Figure 3. Rbx1 and Rbx2 are active components of a SOCS3/Cullin5 based E3 ligase which catalyses poly-ubiquitination of multiple lysines in the presence of UbcH5a, UbcH5b or UbcH5c

(A) Ubiquitination reactions were performed as described in Figure 1 using either methylated (left) or wild-type (right) ubiquitin. The use of methylated ubiquitin indicates there are at least six individual lysines on GST-JAK2 (JH1) that are ubiquitinated in this system (asterisks). The reactions were incubated for 0, 10, 30, 60 and 120 minutes (left to right in each case). (B) Polyubiquitination of JAK was observed when ubiquitin with only a single lysine (K11, K48 or K63) was used. (C) A panel of different E2 enzymes were tested for the ability to promote JAK2 ubiquitination. Each E2 enzyme was added to a standard ubiquitination assay (see Figure 1) at a concentration of 2.5 μM and the reaction performed for 30 minutes at 37°C. Only UbcH5a, UbcH5b and UbcH5c were able to promote JAK ubiquitination. The results were visualised by Coomassie staining following SDS-PAGE. (D) Rbx1 and Rbx2 were both active RING finger components of a Cullin5/SOCS3 based E3 ligase. Experiments were performed under identical conditions to those in (A). (E) In the presence of Rbx2, mono-ubiquitinated Cullin5 accumulates to a greater extent than seen in the presence of Rbx1 (indicated by the black label to the right of the gel). Experimental conditions were the same as (D) only JAK was omitted. All results are visualised by Coomassie staining following SDS-PAGE. The ubiquitinated reaction products indicated using larger font at the right of each gel are those referred to in the main text.

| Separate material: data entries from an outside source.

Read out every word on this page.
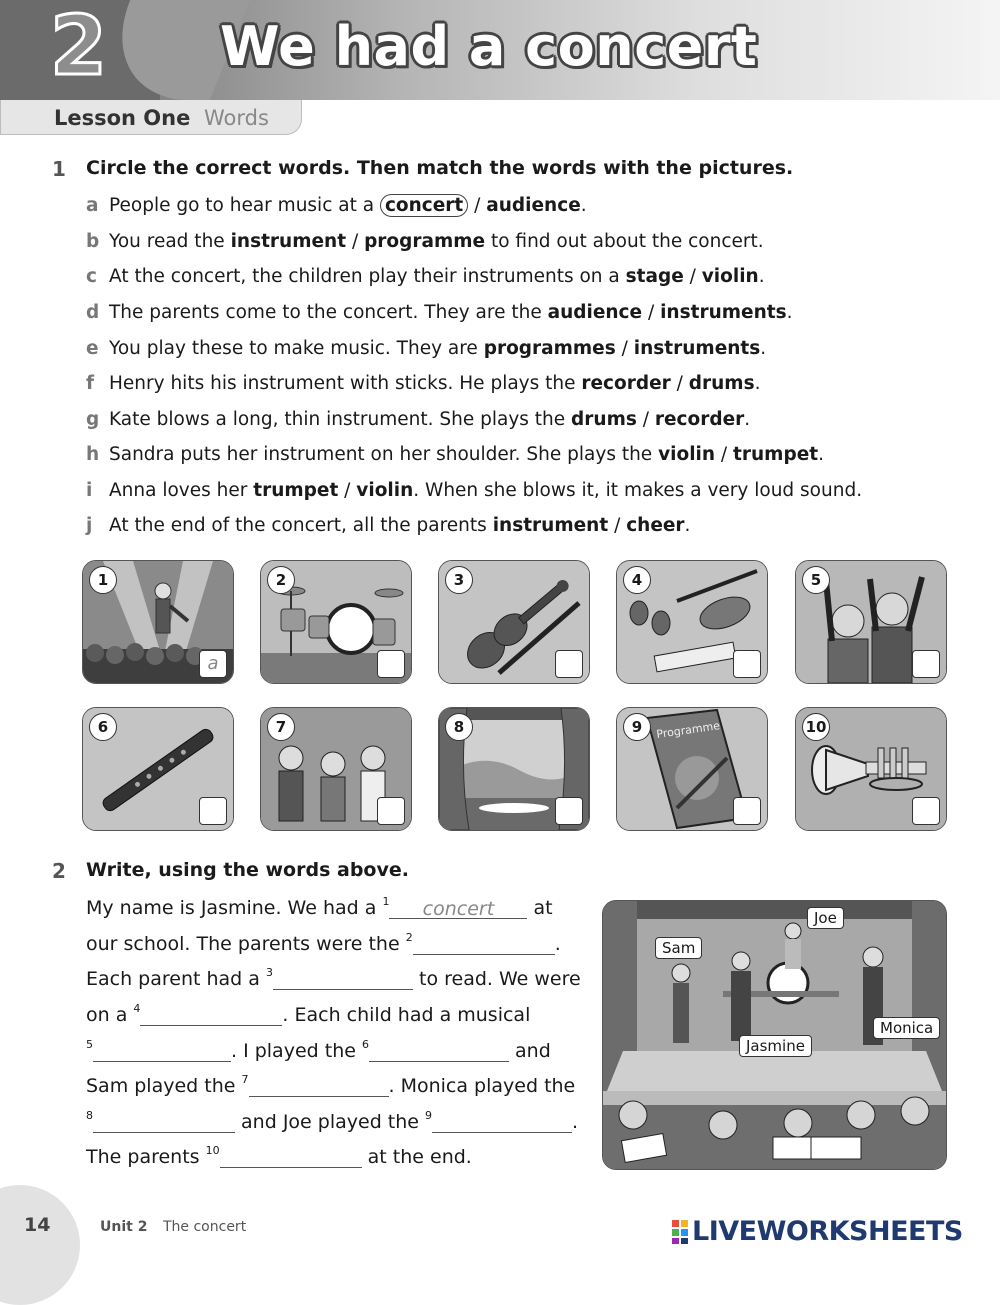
2 We had a concert
Lesson One Words
1 Circle the correct words. Then match the words with the pictures.
a People go to hear music at a concert / audience.
b You read the instrument / programme to find out about the concert.
c At the concert, the children play their instruments on a stage / violin.
d The parents come to the concert. They are the audience / instruments.
e You play these to make music. They are programmes / instruments.
f Henry hits his instrument with sticks. He plays the recorder / drums.
g Kate blows a long, thin instrument. She plays the drums / recorder.
h Sandra puts her instrument on her shoulder. She plays the violin / trumpet.
i Anna loves her trumpet / violin. When she blows it, it makes a very loud sound.
j At the end of the concert, all the parents instrument / cheer.
1
a
2	3	4	5
6	7	8	Programme
9	10
2 Write, using the words above.
My name is Jasmine. We had a $^1$ concert at
our school. The parents were the $^2$	.
Each parent had a $^3$	to read. We were
on a $^4$	. Each child had a musical
$^5$	. I played the $^6$	and
Sam played the $^7$	. Monica played the
$^8$	and Joe played the $^9$	.
The parents $^{10}$	at the end.
Joe
Sam
Monica
Jasmine
14	Unit 2 The concert	LIVEWORKSHEETS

Figure 4. Cullin5/Rbx2/SOCS3 based E3 ligase catalyses efficient gp130 polyubiquitination in a phosphorylation-dependent manner

(A) SOCS3 catalyses the ubiquitination of the gp130 cytoplasmic domain (gp130_cyt) when it is phosphorylated (left panel) but not in the absence of phosphorylation (center panel). Phosphorylation was achieved by including 500 nM JAK2_JH1 in the reaction. Note that whereas ubiquitination of JAK proceeds through a series of mostly mono- di- and tri-ubiquitinated intermediates (right panel), ubiquitination of gp130 is qualitatively different in that the intermediates are all highly poly-ubiquitinated. (B) Pre-phosphorylation of gp130 shows that its SOCS3/Cullin5-catalysed ubiquitination is highly efficient and proceeds through poly-ubiquitinated intermediates. Results are visualized by Coomassie staining (upper) and autoradiography (lower). (C) Schematic showing the gp130 cytoplasmic domain and the two truncation mutants tested here. (D) Lysines both N- and C-terminal to the SOCS3 binding site on gp130 are ubiquitinated. The ubiquitinated reaction products referred to in the main text are indicated using larger font in each panel.